|Ning-Hsuan Tseng, 1st Year
Program: Molecular and Cellular Biology
Advisor: Shelly Peyton
Education: B.S., Biochemical Science Technology, National Taiwan University, 2013
Drug-mediated evolutionary genomics in breast cancer
Breast cancer is one of the leading causes of cancer-related death in women. Despite the developments of chemotherapy, the pre-existing intratumoral heterogeneity and evolutionary genetic alterations in cancer cells strongly affect the patient response to drugs. In addition, previous studies have implicated that the extracellular matrix (ECM) plays a crucial role in modulating tumor growth and metastasis due to the stiffness of microenvironment which may change the mechanism by which cells respond to drugs. To mimic the complex 3D microenvironment, an engineered polyethylene glycol (PEG)- based hydrogel system developed in the Peyton lab will be used to study how cell-material interactions control cell response to drugs and disease progression. In order to identify sensitivities of certain genes to different chemotherapeutic drugs, the use of bacterial CRISPR-Cas9 (clustered regularly interspaced short palindromic repeats-CRISPR associated 9) genome editing technology suggests an alternative way to rapidly introduce mutations for genetic screening in mammalian cells comparing to conventional methods. By combining the interface of biology and materials will lead to a better understanding of how resistant clones develop during drug therapy and a better therapeutic treatment to patients.

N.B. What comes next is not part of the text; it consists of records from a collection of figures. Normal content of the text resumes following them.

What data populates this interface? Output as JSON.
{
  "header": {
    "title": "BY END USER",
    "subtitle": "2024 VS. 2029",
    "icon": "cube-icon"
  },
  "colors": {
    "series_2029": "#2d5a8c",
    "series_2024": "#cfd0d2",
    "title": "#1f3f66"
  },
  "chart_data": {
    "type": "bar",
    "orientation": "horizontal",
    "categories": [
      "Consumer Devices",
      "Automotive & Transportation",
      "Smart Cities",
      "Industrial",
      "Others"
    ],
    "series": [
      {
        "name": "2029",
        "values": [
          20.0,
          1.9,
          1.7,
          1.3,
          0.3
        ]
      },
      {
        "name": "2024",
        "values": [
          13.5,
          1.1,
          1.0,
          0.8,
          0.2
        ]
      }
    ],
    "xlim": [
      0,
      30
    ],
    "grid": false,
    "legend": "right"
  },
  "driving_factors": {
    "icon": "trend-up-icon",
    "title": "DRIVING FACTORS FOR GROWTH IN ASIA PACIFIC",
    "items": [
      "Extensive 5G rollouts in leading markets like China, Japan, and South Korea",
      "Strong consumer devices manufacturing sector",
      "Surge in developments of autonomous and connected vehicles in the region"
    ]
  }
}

My research focuses on using 3D hydrogel microenvironments to study how cell-materials interactions control biological processes. While several breast cancer cell lines are treated with chemotherapeutic drugs, the genomic profiles shifts which can recreate the processes of how cells are treated in patients. The CRISPR-Cas9 technique will be applied to genetically edit random genes to create a human genome-wide CRISPR library. RNAseq approach will be conducted to quantify genomic evolution of the cancer cell populations. By comparing the results to the pre-treated cell lines, we will be able to characterize acquired-drug sensitive and resistant genes. Overall, in vitro, high-throughput biomaterial platforms will be applied to demonstrate how cancer cells alter in the presence of both drugs and 3D microenvironments.